Clinical: recensione del film Netflix di Alistair Legrand
Con Clinical, il thriller dalle sfumature horror, diretto e co-sceneggiato da Alistair Legrand, Netflix porta sul piccolo schermo un’altra produzione originale, purtroppo non perfettamente riuscita.
Clinical: un thriller che sorseggia appena il calice insanguinato del genere horror
Una psiche frastornata, buchi di memoria e di sceneggiatura, personaggi stereotipati e luoghi anonimi si mescolano nella pellicola, dando vita a un film che solo lontanamente si avvicina al thriller, sorseggiando appena il calice insanguinato del genere horror.
Facendo leva sulla fgura della Dottoressa Jane Mathis, interpretata da Vinessa Shaw, Clinical ci introduce nella vita della protagonista concedendoci l’accesso dalla porta di servizio e mostrandoci fin da subito la situazione critica nella quale versa.

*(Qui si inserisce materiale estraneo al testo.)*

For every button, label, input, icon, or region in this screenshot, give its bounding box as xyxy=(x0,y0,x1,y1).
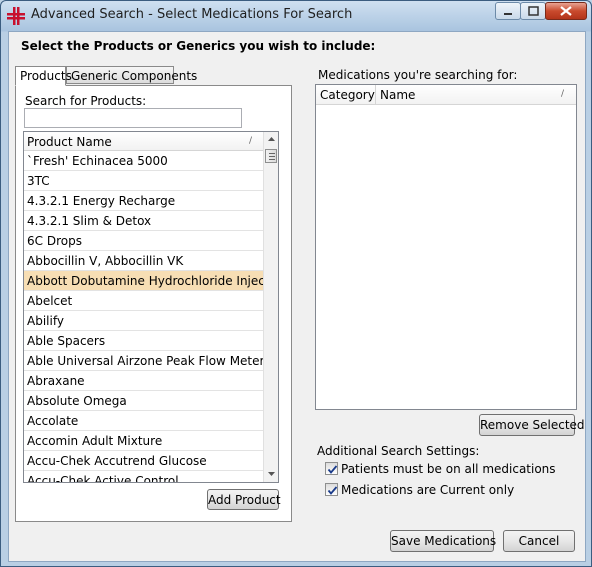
product-name-header-label: Product Name xyxy=(27,135,112,149)
list-item[interactable]: Able Spacers xyxy=(24,331,263,351)
save-medications-button[interactable]: Save Medications xyxy=(390,530,496,552)
maximize-icon xyxy=(528,6,539,16)
cancel-button[interactable]: Cancel xyxy=(503,530,575,552)
title-bar[interactable]: Advanced Search - Select Medications For… xyxy=(1,1,591,31)
list-item[interactable]: `Fresh' Echinacea 5000 xyxy=(24,151,263,171)
searching-for-label: Medications you're searching for: xyxy=(318,68,518,82)
checkmark-icon xyxy=(327,486,338,495)
minimize-icon xyxy=(504,13,512,15)
column-resize-icon: / xyxy=(561,89,565,99)
name-column-header[interactable]: Name xyxy=(380,88,415,102)
list-item[interactable]: Abelcet xyxy=(24,291,263,311)
list-item[interactable]: Abbott Dobutamine Hydrochloride Injectio… xyxy=(24,271,263,291)
search-products-input[interactable] xyxy=(24,108,242,128)
close-icon xyxy=(560,6,572,16)
current-only-checkbox[interactable] xyxy=(325,483,338,496)
list-item[interactable]: 3TC xyxy=(24,171,263,191)
minimize-button[interactable] xyxy=(495,2,521,20)
selected-medications-grid[interactable]: Category Name / xyxy=(315,84,577,410)
advanced-search-window: Advanced Search - Select Medications For… xyxy=(0,0,592,567)
additional-settings-label: Additional Search Settings: xyxy=(317,444,480,458)
list-item[interactable]: Absolute Omega xyxy=(24,391,263,411)
list-item[interactable]: Accomin Adult Mixture xyxy=(24,431,263,451)
all-medications-checkbox[interactable] xyxy=(325,462,338,475)
dialog-client-area: Select the Products or Generics you wish… xyxy=(8,31,586,562)
list-item[interactable]: Accu-Chek Active Control xyxy=(24,471,263,482)
grip-line xyxy=(269,159,275,160)
product-list-scrollbar[interactable] xyxy=(263,132,279,482)
list-item[interactable]: Accolate xyxy=(24,411,263,431)
list-item[interactable]: Able Universal Airzone Peak Flow Meter xyxy=(24,351,263,371)
column-separator xyxy=(375,85,376,105)
column-resize-icon: / xyxy=(249,136,253,146)
page-heading: Select the Products or Generics you wish… xyxy=(21,39,376,53)
list-item[interactable]: Abilify xyxy=(24,311,263,331)
scroll-up-icon[interactable] xyxy=(264,132,279,147)
selected-medications-header: Category Name / xyxy=(316,85,576,105)
list-item[interactable]: 4.3.2.1 Slim & Detox xyxy=(24,211,263,231)
products-tab-panel: Search for Products: Product Name / `Fre… xyxy=(15,85,292,522)
tab-generic-components[interactable]: Generic Components xyxy=(66,66,197,84)
tab-products-label: Products xyxy=(20,69,72,83)
tab-products[interactable]: Products xyxy=(15,66,72,86)
search-products-label: Search for Products: xyxy=(25,94,147,108)
all-medications-checkbox-label[interactable]: Patients must be on all medications xyxy=(341,462,556,476)
add-product-button[interactable]: Add Product xyxy=(207,489,281,510)
list-item[interactable]: Abraxane xyxy=(24,371,263,391)
scrollbar-thumb[interactable] xyxy=(265,149,277,163)
window-title: Advanced Search - Select Medications For… xyxy=(31,7,353,22)
checkmark-icon xyxy=(327,465,338,474)
grip-line xyxy=(269,156,275,157)
list-item[interactable]: 6C Drops xyxy=(24,231,263,251)
product-name-column-header[interactable]: Product Name / xyxy=(24,132,263,151)
product-list[interactable]: Product Name / `Fresh' Echinacea 5000 3TC… xyxy=(23,131,279,483)
red-cross-app-icon xyxy=(7,7,25,25)
tab-generic-components-label: Generic Components xyxy=(71,69,198,83)
list-item[interactable]: Abbocillin V, Abbocillin VK xyxy=(24,251,263,271)
maximize-button[interactable] xyxy=(520,2,546,20)
grip-line xyxy=(269,153,275,154)
close-button[interactable] xyxy=(545,2,587,20)
list-item[interactable]: 4.3.2.1 Energy Recharge xyxy=(24,191,263,211)
list-item[interactable]: Accu-Chek Accutrend Glucose xyxy=(24,451,263,471)
category-column-header[interactable]: Category xyxy=(320,88,375,102)
remove-selected-button[interactable]: Remove Selected xyxy=(479,414,585,436)
product-rows: `Fresh' Echinacea 5000 3TC 4.3.2.1 Energy … xyxy=(24,151,263,482)
current-only-checkbox-label[interactable]: Medications are Current only xyxy=(341,483,514,497)
scroll-down-icon[interactable] xyxy=(264,466,279,481)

Dopo aver fallito con la cura di una giovane paziente, Jane si sente insicura e, nonostante sia preda dell’insonnia e dell’instabilità, decide di non mollare il suo lavoro.
Tra le sedute con Terry (William Atherton), suo amico e collega, le uscite romantiche con Miles (Aaron Stanford) e i piacevoli momenti con la migliore amica Clara (Sydney Tamiia Poitier), le giornate di Jane trascorrono tra pillole, calici di vino e perenne incertezza, in un valzer di allucinazioni e carte false che però malamente si incastrano, andando a comporre un puzzle scontato, un’opera che fa il verso a molte altre, senza emergere per originalità e soffrendo anche di una profonda crisi d’identità.
Con Clinical, infatti, Alistair Legrand cerca di edificare lo scheletro di un thriller psicologico, concedendosi però delle licenze horror che sgorgano perlopiù nello splatter, senza apportare nulla alla trama e confondendo lo spettatore.
Lo snodo principale della storia risiede certamente nella figura di Alex (Kevin Rahm), un uomo rimasto terribilmente sfregiato a causa di un incidente, che instaura con Jane un rapporto in bilico tra l’interesse amoroso e la necessità di essere curato. Le sue intrusioni notturne in casa della donna, l’atteggiamento ambiguo e altri campanelli d’allarme provvedono a smascherare fin da subito l’evolversi della situazione, privandoci del piacere della scoperta.
Rimanendo sulla superficie della trama, Nora (India Eisley) rappresenta dall’inizio alla fine una presenza inquietante; una figura che si confonde con il sogno e la realtà.
La sua immagine eterea, pallida, malvestita, è perennemente tra due mondi e, se è vero che da una parte affascina per via dell’alone d’incomprensibilità cui è permeata, dall’altra non riusciamo ad entrare in empatia con un personaggio che, forse, è l’unico che avrebbe potuto consentire a Clinical di giocare con la forza introspettiva della personalità.
A una fotografia abbastanza cupa e a un’interpretazione impalpabile si aggiunge una colonna sonora quasi assente e, quando c’è, completamente fuori luogo.
La musica di Natale che si ascolta alla fine della pellicola annulla praticamente del tutto lo sforzo compiuto dallo spettatore per immedesimarsi nella situazione. Abbiamo forse sbagliato film o quelle note sono finite lì per caso?
Se avesse assunto gli stessi medicinali prescritti nel film alla protagonista, forse il regista di Clinical avrebbe partorito un buon prodotto. Ma il punto è che di film sulla psiche umana, su identità devastate dal dolore, malate, abbandonate e confuse ne è pieno il cinema – basti pensare a Shut In e Split, solo per citare gli ultimi arrivati – e spesso per fare un buon film di questo genere la soluzione sarebbe o uscire dal seminato o ricalcare i maestri.
A un certo punto della storia sembra quasi di trovarsi sulle tracce di Gothika (il film di Mathieu Kassovitz con Halle Berry), ma il déjà-vu provvisorio non attenua la delusione.
Clinical avrebbe potuto dare molto di più, avrebbe potuto scegliere una sola strada e percorrerla senza cadere nella tentazione di inserire troppi dettagli senza poi svilupparli.
Volendo trovare un’utilità al film di Alistair Legrand, possiamo senza dubbio consigliarne la visione ai fifoni cronici, perché se c’è uan cosa che questo film non vi mette né lascia addosso è senza dubbio la paura.